15 Das angefochtene Erkenntnis entspricht dem weder in Bezug auf die Feststellungen zum Sachverhalt, die sich mit den strittigen Arbeitsbedingungen der dreizehn Reinigungskräfte nicht im Einzelnen auseinandersetzen und auf das Vorbringen dazu nicht näher eingehen, noch in Bezug auf die beweiswürdigende Begründung der allgemein gehaltenen Feststellungen. Für das Absehen von den beantragten Beweisaufnahmen fehlt jede Begründung, wozu anzumerken ist, dass die Liste der beantragten Zeugen zwar jeweils am Schluss der Beschwerden zusammengefasst war, die Beantragung der im Zuge der Ermittlungen vernommenen Zeugen aber in einem klar erkennbaren Zusammenhang mit der Kritik an diesen Einvernahmen und zum Teil auch mit dem gesonderten Vorbringen zu ihrer Tätigkeit stand und die namhaft gemachten Kunden jeweils schon im Text der Schriftsätze den sie betreffenden Behauptungen zugeordnet waren. Für das völlige Absehen von Einvernahmen bestand unter diesem Gesichtspunkt daher kein Anlass.
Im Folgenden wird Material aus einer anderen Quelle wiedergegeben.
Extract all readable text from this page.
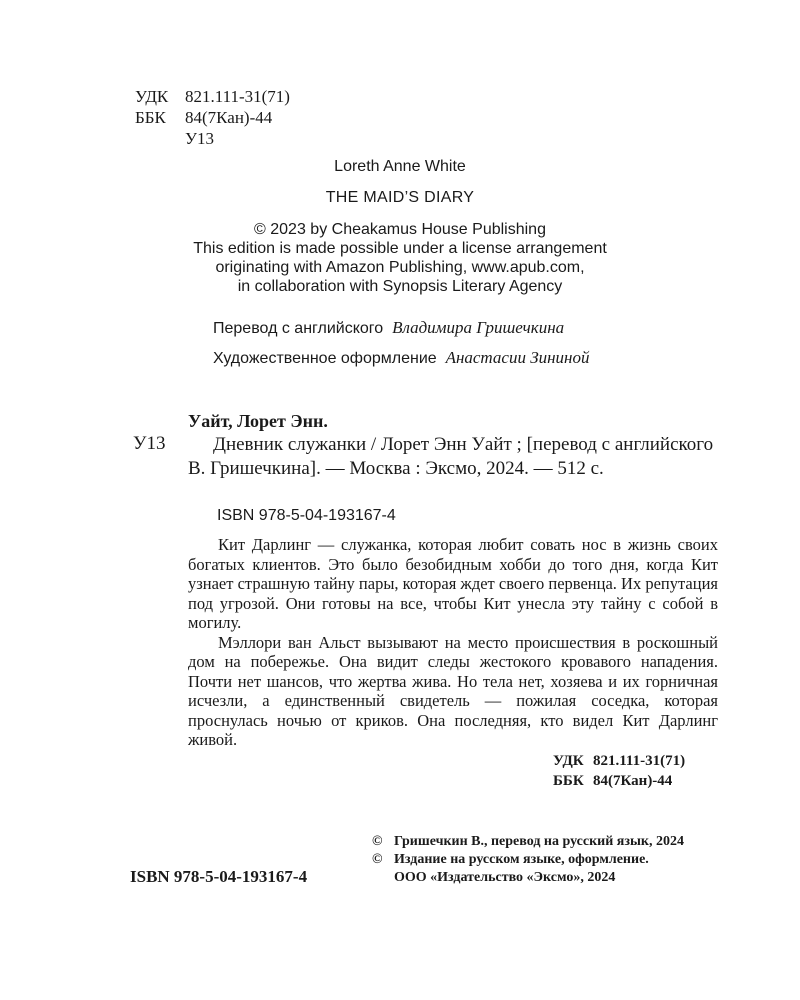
УДК 821.111-31(71)
ББК 84(7Кан)-44
У13
Loreth Anne White
THE MAID’S DIARY
© 2023 by Cheakamus House Publishing
This edition is made possible under a license arrangement
originating with Amazon Publishing, www.apub.com,
in collaboration with Synopsis Literary Agency
Перевод с английского Владимира Гришечкина
Художественное оформление Анастасии Зининой
Уайт, Лорет Энн.
У13	Дневник служанки / Лорет Энн Уайт ; [перевод с английского В. Гришечкина]. — Москва : Эксмо, 2024. — 512 с.
ISBN 978-5-04-193167-4

Кит Дарлинг — служанка, которая любит совать нос в жизнь своих богатых клиентов. Это было безобидным хобби до того дня, когда Кит узнает страшную тайну пары, которая ждет своего первенца. Их репутация под угрозой. Они готовы на все, чтобы Кит унесла эту тайну с собой в могилу.

Мэллори ван Альст вызывают на место происшествия в роскошный дом на побережье. Она видит следы жестокого кровавого нападения. Почти нет шансов, что жертва жива. Но тела нет, хозяева и их горничная исчезли, а единственный свидетель — пожилая соседка, которая проснулась ночью от криков. Она последняя, кто видел Кит Дарлинг живой.

УДК 821.111-31(71)
ББК 84(7Кан)-44
© Гришечкин В., перевод на русский язык, 2024
© Издание на русском языке, оформление.
ООО «Издательство «Эксмо», 2024
ISBN 978-5-04-193167-4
16 Im fortgesetzten Verfahren wird auch zu klären sein, ob die revisionswerbenden Parteien ihre Kammermitgliedschaft bestreiten. Nur für diesen Fall - und nicht für den einer bloßen Bestreitung der Dienstverhältnisse - würden sich nach dem Maßstab des Erkenntnisses vom 26. Jänner 2011, 2010/13/0197, VwSlg 8608/F, die in der Revision in diesem Zusammenhang relevierten Fragen stellen. Was die Bemessung der Abgaben anlangt, so scheint sie im Detail nicht völlig nachvollziehbar, wobei es aber an den revisionswerbenden Parteien liegen wird, ihre diesbezüglichen Bedenken zu konkretisieren. Die mehrfach und auch noch in der Revision vorgetragene Behauptung, in einer auf Seite 18 des Prüfungsberichtes enthaltenen Tabelle seien zu den Dienstgeberbeiträgen und Zuschlägen völlig andere Beträge angegeben, beruht auf der Verkennung ihrer ausdrücklichen Bezeichnung als "Differenz" (zwischen der Summe der Einzelbeträge auf den Seiten 2 bis 11 und den Ergebnisübersichten auf Seite 19).
17 Von der beantragten Verhandlung konnte gemäß § 39 Abs. 2 Z 3 VwGG abgesehen werden.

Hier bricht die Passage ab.